In this paper, a two-level evaluation index system is designed by reading relevant literature and, according to enterprise practice, eight important indicators are selected as evaluation indicators by applying hierarchical analysis. Then, the BP neural network method is used to evaluate the knowledge management performance of enterprises. Firstly, the input and output vectors and the transfer function are determined according to the research problem of this paper and the filtered evaluation indexes. After the model parameters are selected, we first use the standard BP algorithm to train the network, but the training effect is not very good, and sometimes even the training fails, which is caused by the inherent defects in the standard BP neural network algorithm, i.e., the existence of local minima, slow convergence speed, and poor generalization ability. To address these problems, the momentum-adaptive learning rate algorithm, LM algorithm, and genetic neural network algorithm are proposed to train the network.
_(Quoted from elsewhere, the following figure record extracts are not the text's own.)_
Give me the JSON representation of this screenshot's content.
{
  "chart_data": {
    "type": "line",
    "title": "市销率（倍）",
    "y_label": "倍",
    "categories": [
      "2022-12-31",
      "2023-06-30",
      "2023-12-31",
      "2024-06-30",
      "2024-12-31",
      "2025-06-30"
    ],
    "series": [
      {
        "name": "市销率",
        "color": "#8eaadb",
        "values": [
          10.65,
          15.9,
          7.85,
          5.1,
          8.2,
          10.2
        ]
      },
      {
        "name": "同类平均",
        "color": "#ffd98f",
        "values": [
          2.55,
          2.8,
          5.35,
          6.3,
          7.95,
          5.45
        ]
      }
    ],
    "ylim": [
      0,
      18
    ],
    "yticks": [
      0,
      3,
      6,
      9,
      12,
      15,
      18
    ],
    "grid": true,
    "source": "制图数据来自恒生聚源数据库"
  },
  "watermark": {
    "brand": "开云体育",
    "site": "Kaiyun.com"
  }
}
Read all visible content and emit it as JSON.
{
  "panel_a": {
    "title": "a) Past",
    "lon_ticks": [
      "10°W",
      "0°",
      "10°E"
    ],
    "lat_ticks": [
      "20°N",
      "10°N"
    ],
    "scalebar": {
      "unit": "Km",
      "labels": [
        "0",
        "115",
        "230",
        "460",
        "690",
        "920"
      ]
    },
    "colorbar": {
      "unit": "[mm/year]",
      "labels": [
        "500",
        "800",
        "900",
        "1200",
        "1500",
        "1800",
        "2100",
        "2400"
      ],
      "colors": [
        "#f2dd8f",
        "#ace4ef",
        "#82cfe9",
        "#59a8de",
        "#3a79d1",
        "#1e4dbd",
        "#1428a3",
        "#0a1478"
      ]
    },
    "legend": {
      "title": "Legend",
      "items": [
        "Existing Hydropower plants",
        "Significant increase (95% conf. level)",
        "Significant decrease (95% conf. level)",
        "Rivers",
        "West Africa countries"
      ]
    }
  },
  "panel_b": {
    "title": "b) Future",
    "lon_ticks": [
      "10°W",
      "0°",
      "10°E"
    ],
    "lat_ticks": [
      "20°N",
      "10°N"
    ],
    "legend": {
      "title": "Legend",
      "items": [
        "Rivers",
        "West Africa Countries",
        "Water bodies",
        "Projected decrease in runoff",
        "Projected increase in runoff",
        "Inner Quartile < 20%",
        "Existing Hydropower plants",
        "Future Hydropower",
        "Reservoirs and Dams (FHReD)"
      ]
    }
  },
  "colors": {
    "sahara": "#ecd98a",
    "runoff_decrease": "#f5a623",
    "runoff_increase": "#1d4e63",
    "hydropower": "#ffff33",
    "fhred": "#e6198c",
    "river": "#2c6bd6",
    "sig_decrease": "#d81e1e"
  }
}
The momentum-adaptive learning rate algorithm integrates the advantages of both adaptive learning rate and additional momentum term algorithm to improve the convergence performance of the network, suppress falling into local minima, and increase the convergence speed more; the genetic neural network algorithm uses genetic methods to search for the optimal weight threshold. The convergence accuracy and convergence speed are also improved. The example verification shows that the momentum-adaptive algorithm has the best performance and the BP network model can be used to effectively evaluate the economic management of the enterprise, so as to guide the implementation of economic management activities.

Data Availability

The labeled data set used to support the findings of this study is available from the corresponding author upon request.

Conflicts of Interest

The authors declare that there are no conflicts of interest.

Acknowledgments

This work was supported by the Hebei Vocational University.